Concluding Provisions, Preliminary Draft #2, Medical Monitoring, Reporters Notes to comment b, at 382-86. Similarly disparaging comments pepper the Reporters’ Notes: “notwithstanding the above support,” “belied by the evidence,” “objections are overstated,” and “exaggerated,” and thus betray a deep-seated bias in favor of liability. In support of medical monitoring liability, the notes even invoke a concept, “avoidable consequences,” id. at 381-82, that another section of the Third Restatement abolished. See Restatement (Third) of Torts, Apportionment of Liability §3, comment b (2000).
It would not be difficult to present a more balanced view of the evenly divided fashion. Heck, if the reporters couldn’t bring themselves to do it, Bexis even offered to draft a comment presenting the no-liability position himself, since all he’d have to do is update, and maybe expand a bit, his amicus curiae brief in Caronia. See Brief of Amicus Curiae Product Liability Advisory Council, Inc. in Support of Defendant-Respondent Philip Morris USA, Inc., 2013 NY App. Ct. Briefs Lexis 130 (N.Y. filed Oct. 4, 2013).
Offer refused. Liability uber alles.
The reporters did, however, seem a bit uncomfortable with untrammeled no-injury medical monitoring claims. It is, after all, not easy to justify allowing 1,000 people all to sue for medical monitoring when, statistically, only seven of them would ever suffer the claimed risk. Concluding Provisions, Preliminary Draft #2, Medical Monitoring, Illustration 3, at 374. We guess that’s supposed to be a “significant” increased risk. So the draft attempts to “cabin” “unqualified and unbounded” medical monitoring liability with a couple of novel provisions:
(c) the person has incurred the monitoring expense, will incur the monitoring expense, or would incur the monitoring expense if he or she could afford it; and
(d) the actor’s liability is neither indeterminate nor overwhelming.
Id. at 369 (black letter). Similarly comment m expresses a “preferred approach” for a “court-administered and supervised fund” – something foreign to any other tort that we’re aware of in the Third Restatement, and thus not in harmony with the larger body of tort law.
These attempts to paper over the inherent problems of no-injury medical monitoring claims were strongly attacked by the meeting’s pro-plaintiff contingent as unsupported by the law. On that point, we’re forced to agree with them. In trying to dilute the enormity of the legal change they are proposing that the Institute endorse, the reporters created a legal chimera – a set of elements called “medical monitoring” that has not, in fact, been adopted by any state in the country.
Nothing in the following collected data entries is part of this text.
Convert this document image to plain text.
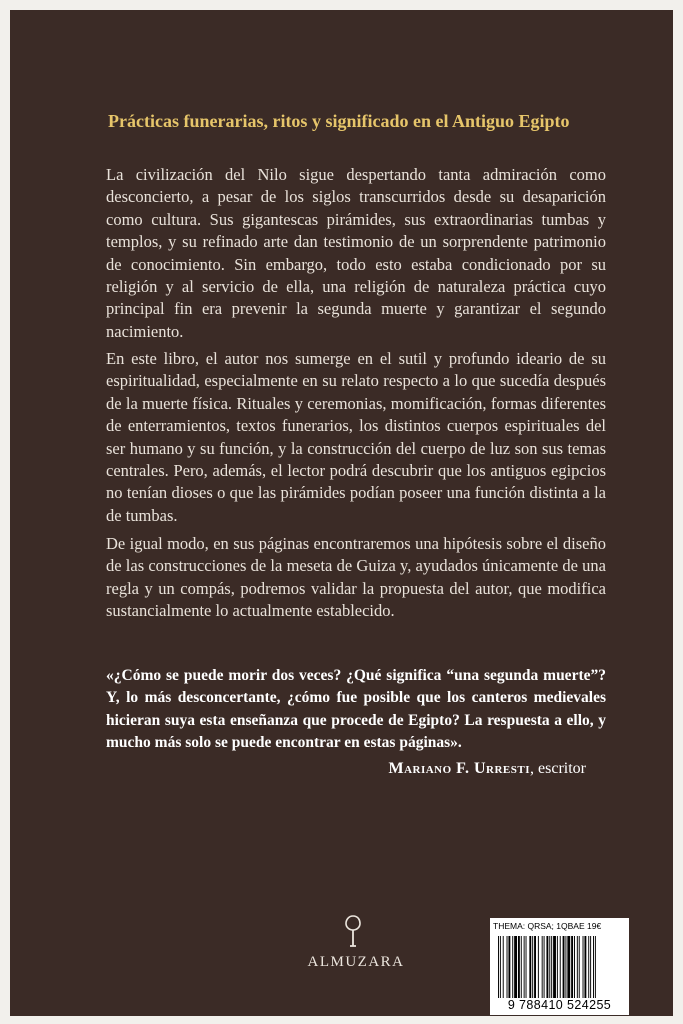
Prácticas funerarias, ritos y significado en el Antiguo Egipto

La civilización del Nilo sigue despertando tanta admiración como desconcierto, a pesar de los siglos transcurridos desde su desaparición como cultura. Sus gigantescas pirámides, sus extraordinarias tumbas y templos, y su refinado arte dan testimonio de un sorprendente patrimonio de conocimiento. Sin embargo, todo esto estaba condicionado por su religión y al servicio de ella, una religión de naturaleza práctica cuyo principal fin era prevenir la segunda muerte y garantizar el segundo nacimiento.

En este libro, el autor nos sumerge en el sutil y profundo ideario de su espiritualidad, especialmente en su relato respecto a lo que sucedía después de la muerte física. Rituales y ceremonias, momificación, formas diferentes de enterramientos, textos funerarios, los distintos cuerpos espirituales del ser humano y su función, y la construcción del cuerpo de luz son sus temas centrales. Pero, además, el lector podrá descubrir que los antiguos egipcios no tenían dioses o que las pirámides podían poseer una función distinta a la de tumbas.

De igual modo, en sus páginas encontraremos una hipótesis sobre el diseño de las construcciones de la meseta de Guiza y, ayudados únicamente de una regla y un compás, podremos validar la propuesta del autor, que modifica sustancialmente lo actualmente establecido.

«¿Cómo se puede morir dos veces? ¿Qué significa “una segunda muerte”? Y, lo más desconcertante, ¿cómo fue posible que los canteros medievales hicieran suya esta enseñanza que procede de Egipto? La respuesta a ello, y mucho más solo se puede encontrar en estas páginas».

Mariano F. Urresti, escritor

ALMUZARA

THEMA: QRSA; 1QBAE 19€
9 788410 524255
Instead, as the draft admits, the states have split evenly between a more expansive form of “medical monitoring” liability and no liability for “medical monitoring” at all. The overall lack of support for what the reporters have spun as some sort of (non-existent) middle ground is yet another reason why the dual approach is particularly appropriate in this situation. Nor does would-be subsection c’s removal of medical monitoring from the collateral source rule make sense from a policy standpoint. Why should the ALI advocate for creating a new system of litigation, with all its attendant costs and inefficiencies, given that only a small percentage of potential plaintiffs would be out of pocket for monitoring costs? Only lawyers always appear to benefit. Or is medical monitoring to become a subrogation stalking horse for insurance companies?
We could go on – Bexis did go on at the recent meeting, but it was awfully lonely. If ALI members with defense oriented viewpoints (and in-house members, too, if there are any) aren’t going to show up, then we’re just shouting into the void.